I pick up my jacket and look at my shoes. A line of mud has dried on the leather uppers above the sole.
“Didn’t something about the scene strike you as odd?” I ask.
“What do you mean?”
“The Heymans weren’t drinkers. The only alcohol they had in the house was that bottle of Scotch. It was sitting on the mantelpiece, freshly opened.”
“So?”
“You don’t open a twenty-year-old single malt for a man you’ve just sacked.”

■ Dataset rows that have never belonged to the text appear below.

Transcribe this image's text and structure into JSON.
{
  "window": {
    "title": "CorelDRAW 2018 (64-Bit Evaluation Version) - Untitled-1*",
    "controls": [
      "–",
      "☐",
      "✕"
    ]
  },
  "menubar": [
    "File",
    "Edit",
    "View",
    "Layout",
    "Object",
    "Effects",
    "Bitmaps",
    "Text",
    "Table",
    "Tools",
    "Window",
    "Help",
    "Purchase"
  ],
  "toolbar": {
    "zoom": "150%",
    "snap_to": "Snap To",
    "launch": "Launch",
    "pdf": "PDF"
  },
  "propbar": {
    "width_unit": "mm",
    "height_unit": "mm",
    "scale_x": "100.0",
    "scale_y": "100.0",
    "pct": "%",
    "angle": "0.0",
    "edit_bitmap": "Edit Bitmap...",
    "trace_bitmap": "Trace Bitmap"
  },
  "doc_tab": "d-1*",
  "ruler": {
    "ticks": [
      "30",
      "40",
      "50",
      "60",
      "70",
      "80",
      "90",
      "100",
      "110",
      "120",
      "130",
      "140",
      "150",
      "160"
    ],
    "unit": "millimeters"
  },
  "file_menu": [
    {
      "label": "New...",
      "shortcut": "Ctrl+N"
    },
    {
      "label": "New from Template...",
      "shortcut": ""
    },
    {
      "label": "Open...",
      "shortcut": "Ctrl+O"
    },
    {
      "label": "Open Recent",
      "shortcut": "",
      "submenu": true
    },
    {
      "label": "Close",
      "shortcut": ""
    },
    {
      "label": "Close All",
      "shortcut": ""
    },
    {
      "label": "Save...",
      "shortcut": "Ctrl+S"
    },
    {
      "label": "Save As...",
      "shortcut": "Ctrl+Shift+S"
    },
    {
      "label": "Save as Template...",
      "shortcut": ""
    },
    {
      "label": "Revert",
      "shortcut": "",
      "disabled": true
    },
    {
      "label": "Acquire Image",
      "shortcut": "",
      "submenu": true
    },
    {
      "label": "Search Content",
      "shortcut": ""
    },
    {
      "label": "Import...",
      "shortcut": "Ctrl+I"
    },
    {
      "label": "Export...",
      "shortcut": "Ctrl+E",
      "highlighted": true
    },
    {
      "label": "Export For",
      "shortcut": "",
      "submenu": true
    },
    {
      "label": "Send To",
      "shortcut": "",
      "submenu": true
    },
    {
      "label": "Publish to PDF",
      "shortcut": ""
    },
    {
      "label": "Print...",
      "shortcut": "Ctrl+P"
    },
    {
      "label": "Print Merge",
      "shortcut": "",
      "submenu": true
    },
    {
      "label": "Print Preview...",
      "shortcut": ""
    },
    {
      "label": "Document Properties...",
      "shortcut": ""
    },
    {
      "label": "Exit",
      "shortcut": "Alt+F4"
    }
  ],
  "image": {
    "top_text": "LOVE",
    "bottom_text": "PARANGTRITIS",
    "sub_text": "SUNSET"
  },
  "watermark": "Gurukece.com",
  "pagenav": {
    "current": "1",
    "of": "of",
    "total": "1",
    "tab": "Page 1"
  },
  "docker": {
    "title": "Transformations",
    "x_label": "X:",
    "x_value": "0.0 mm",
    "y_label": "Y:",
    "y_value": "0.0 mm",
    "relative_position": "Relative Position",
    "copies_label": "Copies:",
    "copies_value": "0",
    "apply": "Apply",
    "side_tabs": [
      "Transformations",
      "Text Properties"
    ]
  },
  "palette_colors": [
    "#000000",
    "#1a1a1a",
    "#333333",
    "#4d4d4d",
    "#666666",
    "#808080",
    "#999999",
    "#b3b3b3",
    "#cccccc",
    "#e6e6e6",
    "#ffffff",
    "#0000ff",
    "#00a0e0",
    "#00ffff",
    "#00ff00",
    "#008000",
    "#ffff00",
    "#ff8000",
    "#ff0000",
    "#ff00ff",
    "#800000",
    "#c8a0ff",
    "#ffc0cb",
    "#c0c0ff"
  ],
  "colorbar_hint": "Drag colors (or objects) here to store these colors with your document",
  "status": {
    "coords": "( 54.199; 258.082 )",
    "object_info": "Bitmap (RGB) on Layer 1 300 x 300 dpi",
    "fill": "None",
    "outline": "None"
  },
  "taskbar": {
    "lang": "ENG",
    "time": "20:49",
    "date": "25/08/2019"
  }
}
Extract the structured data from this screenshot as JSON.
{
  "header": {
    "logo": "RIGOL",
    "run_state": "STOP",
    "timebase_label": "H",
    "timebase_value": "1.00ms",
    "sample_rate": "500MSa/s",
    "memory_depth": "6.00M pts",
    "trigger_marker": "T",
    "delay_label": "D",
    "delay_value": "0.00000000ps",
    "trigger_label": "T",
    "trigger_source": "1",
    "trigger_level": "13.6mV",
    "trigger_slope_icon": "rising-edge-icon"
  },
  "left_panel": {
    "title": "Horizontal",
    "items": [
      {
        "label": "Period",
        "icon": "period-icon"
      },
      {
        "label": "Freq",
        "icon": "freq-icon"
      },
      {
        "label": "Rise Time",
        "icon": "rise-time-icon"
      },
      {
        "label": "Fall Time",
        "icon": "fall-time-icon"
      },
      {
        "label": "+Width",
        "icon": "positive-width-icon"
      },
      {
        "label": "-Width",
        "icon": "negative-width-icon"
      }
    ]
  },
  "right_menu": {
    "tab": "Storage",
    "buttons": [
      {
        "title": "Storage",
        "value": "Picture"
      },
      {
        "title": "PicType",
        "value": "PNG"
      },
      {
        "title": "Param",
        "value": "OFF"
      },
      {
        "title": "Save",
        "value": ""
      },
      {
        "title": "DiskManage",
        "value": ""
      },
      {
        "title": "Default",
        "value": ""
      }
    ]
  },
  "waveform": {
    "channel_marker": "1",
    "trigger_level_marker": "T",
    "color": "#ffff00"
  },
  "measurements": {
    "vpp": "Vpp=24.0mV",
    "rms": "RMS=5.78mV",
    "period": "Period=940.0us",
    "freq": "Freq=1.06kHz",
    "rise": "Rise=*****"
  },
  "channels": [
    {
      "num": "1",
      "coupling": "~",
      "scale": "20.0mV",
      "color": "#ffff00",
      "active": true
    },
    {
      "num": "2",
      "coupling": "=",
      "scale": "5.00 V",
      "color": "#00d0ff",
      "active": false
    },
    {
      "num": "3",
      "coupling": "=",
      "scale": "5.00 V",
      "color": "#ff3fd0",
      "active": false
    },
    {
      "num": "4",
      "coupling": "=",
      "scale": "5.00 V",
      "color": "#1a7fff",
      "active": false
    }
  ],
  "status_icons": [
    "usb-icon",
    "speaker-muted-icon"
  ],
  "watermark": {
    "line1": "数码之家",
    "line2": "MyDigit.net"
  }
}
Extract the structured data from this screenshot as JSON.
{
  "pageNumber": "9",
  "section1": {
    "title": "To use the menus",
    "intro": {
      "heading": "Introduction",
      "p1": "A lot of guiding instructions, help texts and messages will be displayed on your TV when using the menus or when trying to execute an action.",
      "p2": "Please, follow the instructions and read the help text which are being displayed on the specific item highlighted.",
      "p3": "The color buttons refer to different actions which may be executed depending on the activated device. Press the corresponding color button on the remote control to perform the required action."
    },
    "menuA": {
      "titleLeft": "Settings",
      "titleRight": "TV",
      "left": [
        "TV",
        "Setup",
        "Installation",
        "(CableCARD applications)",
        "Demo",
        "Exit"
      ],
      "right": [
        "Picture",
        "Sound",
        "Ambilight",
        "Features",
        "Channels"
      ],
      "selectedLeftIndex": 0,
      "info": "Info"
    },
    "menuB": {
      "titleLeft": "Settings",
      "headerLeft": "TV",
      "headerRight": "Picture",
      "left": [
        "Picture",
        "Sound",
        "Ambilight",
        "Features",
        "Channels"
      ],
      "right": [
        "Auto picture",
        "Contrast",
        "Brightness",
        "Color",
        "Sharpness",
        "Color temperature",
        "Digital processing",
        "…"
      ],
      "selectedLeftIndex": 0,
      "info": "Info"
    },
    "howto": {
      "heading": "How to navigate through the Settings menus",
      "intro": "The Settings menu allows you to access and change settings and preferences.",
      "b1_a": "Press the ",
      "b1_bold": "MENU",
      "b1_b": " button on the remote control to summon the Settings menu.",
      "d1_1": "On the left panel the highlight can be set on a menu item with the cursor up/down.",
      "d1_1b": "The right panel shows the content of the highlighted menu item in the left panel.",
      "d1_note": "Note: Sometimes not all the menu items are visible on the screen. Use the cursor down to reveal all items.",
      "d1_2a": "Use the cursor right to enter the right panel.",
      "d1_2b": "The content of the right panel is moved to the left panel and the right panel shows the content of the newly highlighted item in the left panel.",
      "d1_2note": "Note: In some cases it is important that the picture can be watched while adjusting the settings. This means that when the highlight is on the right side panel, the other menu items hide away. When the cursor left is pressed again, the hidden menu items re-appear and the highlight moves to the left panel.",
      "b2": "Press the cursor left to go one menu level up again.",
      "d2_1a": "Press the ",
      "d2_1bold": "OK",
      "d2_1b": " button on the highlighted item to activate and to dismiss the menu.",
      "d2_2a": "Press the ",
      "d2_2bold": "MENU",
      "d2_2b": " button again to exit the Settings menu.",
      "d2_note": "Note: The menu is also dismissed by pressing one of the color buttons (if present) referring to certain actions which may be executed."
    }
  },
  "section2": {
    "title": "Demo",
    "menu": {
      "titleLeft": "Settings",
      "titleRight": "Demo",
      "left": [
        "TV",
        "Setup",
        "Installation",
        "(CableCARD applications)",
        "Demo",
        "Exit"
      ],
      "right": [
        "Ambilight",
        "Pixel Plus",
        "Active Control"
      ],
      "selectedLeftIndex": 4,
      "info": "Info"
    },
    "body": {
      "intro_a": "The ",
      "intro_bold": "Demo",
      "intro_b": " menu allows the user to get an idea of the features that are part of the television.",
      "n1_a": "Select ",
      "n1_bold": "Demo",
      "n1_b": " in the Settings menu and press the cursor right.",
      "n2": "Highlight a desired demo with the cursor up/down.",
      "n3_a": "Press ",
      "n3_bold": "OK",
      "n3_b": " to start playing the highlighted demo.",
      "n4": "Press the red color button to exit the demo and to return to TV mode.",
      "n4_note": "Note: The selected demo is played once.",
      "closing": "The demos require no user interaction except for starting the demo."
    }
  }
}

“It was cold. The power was out. Maybe the Heymans wanted a tipple.”
“There were three mugs. Only one of them smelled of Scotch.”
“What’s your point?”
“There was a blanket on the floor in front of the fire. Somebody was sitting near the hearth, getting warm. Drying her shoes. Ballet flats. Size six. Mother and daughter are both size eight.”
Drury is listening now. We’re walking down the corridor towards the lifts.
“A dress in the laundry tub was two sizes too small for Mrs. Heyman.”
“Maybe her daughter—”
“Is a size 12. I looked in her wardrobe.”
“I still don’t understand what you’re suggesting.”
“Somebody ran a bath upstairs. There was an extra towel. The bathroom window was broken.”
“You’re ignoring the obvious and fixating on an extra towel and a dress size.”
“What about the missing dog?”
“It ran away from the fire. Died in the blizzard.”
There is a long pause: an uncomfortable silence. Drury presses the lift button impatiently. A small vein on his forehead is beating out a tattoo.
“You don’t like me very much, do you?” I ask.
He smiles wryly. “That’s a benefit of reaching my rank. I don’t have to like people.”